Jules comes downstairs. Victor, the dog, follows behind him.
“You’re all set,” he says, nodding at Malorie.
“Thank you,” she says quietly.
Tom points to a cardboard box on a small table against the wall.
“The blindfolds are in there. You can use any of them, whenever you want to.”
They are all looking at her. Cheryl is sitting on the arm of the easy chair. Don is standing in the entrance to the kitchen. Jules kneels by Victor at the stairs. Felix is standing by one of the blanketed windows.
They’ve each grieved, Malorie thinks. These people have experienced terrible things, like me.

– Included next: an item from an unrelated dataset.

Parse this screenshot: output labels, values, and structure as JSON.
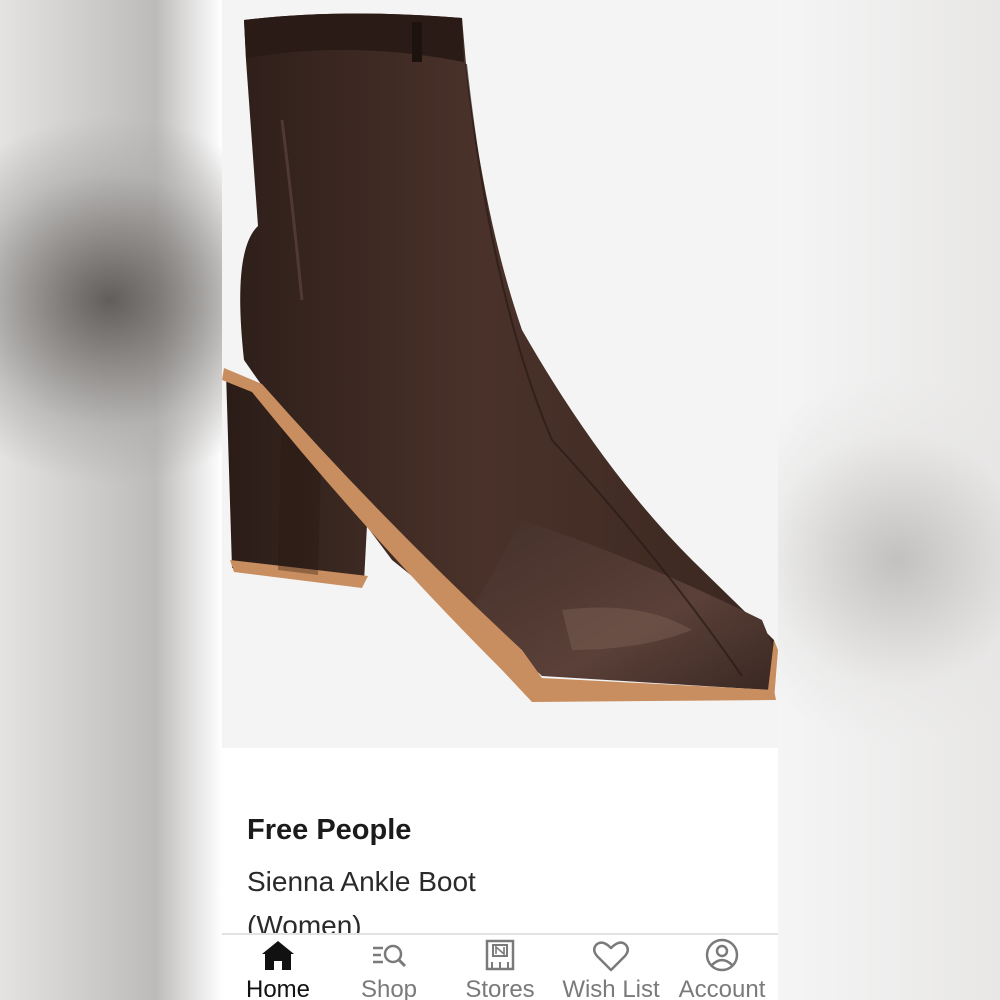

Malorie, drinking from the glass Cheryl has given her, turns to Tom. She cannot rid her mind of Shannon. But she tries, speaking to Tom wearily.
“What was the stuff I saw you wearing when I arrived?”
“The armor?”
“Yes.”
“I’m not sure yet,” Tom says, smiling. “I’m trying to build a suit. Something to protect more than just our eyes. We don’t know what’ll happen if one of those things touches us.”
Malorie looks to the other housemates. Then back at Tom.
“You guys believe that there are creatures out there?”
“Yes,” Tom says. “George, the man who owned this house, he saw one. Just before he died.”
Malorie doesn’t know what to say. She instinctively brings a hand to her belly.
“I’m not trying to scare you,” Tom says. “And I’ll tell you George’s story soon. But the radio has been saying the same thing. I think it’s a consensus now. Something living is doing this to us. And it only takes seeing one for a second, maybe less.”
Everything in the room seems to get darker for Malorie. She feels dizzy, light-headed.
“Whatever they are,” Tom says, “our minds can’t understand them. They’re like infinity, it seems. Something too complex for us to comprehend. Do you see?”
Tom’s words are getting lost somehow for Malorie. Victor pants heavily at Jules’s feet. Cheryl is asking if she is okay. Tom is still speaking.
Creatures . . . infinity . . . our minds have ceilings, Malorie . . . these things . . . they are beyond it . . . higher than it . . . out of reach . . . out of—
But here, Malorie faints.
eight
Malorie wakes in her new bedroom. It is dark. For one blessed moment, the last one she experiences, Malorie wakes with the idea that all of this news about creatures and madness was only some nightmare. Foggily, she remembers Riverbridge, Tom, Victor, the drive, but none of it becomes clear until, staring at the ceiling, she realizes that she’s never woken in this room before.